If you do not first know and experience the ashes of a heavy heart before the Lord, and the ashes of sadness and mourning over your sins, then you will never know and experience the true joy of being able to praise Christ for the cleanness and beauty of his wondrous mercy: as he clothes you in his righteousness, and makes you to be righteous and acceptable to his Father – who by adoption is now also your Father.
But when in repentance, and with the help of the Holy Spirit, you are emptied of all pride, then Jesus fills you with his healing grace. When in repentance you acknowledge your poverty in spirit, then the message of life and liberation that is good news to the poor, becomes good news to you. You are set free from the power of sin and death.
Your hope is now in God, and not in yourself. Your aspirations are now shaped by his loving will and direction, and not by your own selfish pride. Jesus does this for you. Jesus does this in you.

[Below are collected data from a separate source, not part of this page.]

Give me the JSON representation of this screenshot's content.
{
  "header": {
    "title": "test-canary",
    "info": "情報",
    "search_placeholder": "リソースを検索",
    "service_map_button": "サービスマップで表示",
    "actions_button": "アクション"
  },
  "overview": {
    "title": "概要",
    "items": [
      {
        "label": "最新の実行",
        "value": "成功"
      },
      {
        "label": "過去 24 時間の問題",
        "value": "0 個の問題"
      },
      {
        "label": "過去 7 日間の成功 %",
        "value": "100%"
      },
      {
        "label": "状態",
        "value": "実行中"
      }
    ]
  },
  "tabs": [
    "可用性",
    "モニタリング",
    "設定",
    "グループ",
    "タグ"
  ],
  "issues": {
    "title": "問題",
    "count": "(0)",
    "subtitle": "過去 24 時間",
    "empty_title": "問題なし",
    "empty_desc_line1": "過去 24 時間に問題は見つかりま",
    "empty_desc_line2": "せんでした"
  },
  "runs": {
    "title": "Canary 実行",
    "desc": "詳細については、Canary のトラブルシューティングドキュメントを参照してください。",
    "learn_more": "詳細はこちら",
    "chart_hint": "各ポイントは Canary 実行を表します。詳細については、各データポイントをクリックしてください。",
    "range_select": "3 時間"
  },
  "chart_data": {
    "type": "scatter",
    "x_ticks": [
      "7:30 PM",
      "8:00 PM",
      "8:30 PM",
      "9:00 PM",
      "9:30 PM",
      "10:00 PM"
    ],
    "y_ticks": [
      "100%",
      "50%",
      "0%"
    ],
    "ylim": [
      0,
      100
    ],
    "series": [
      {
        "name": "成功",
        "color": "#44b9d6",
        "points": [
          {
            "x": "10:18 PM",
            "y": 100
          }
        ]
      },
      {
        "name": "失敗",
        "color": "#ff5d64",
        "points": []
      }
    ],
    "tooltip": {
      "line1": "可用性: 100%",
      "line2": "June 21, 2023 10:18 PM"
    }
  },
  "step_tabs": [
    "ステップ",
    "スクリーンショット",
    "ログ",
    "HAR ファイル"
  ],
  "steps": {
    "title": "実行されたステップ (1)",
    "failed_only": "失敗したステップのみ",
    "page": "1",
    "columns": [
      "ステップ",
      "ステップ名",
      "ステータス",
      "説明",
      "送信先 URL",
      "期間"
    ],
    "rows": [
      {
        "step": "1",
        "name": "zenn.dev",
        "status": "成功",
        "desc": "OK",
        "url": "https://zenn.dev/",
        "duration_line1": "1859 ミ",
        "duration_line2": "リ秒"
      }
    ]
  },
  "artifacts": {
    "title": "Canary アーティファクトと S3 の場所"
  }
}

We close with these words from the song-writer Steven Green:
Out of ashes prayers are lifted from the weary mourners’ call,
Broken hearts are being mended, Jesus’ stripes can heal them all.
Out of ashes into freedom, out of dying into life,
See the joy that’s set before us in the blinding cross of Christ.
Out of ashes He is risen, seated with the heavenly hosts.
Clouds of witnesses are praising Father, Son and Holy Ghost. Amen.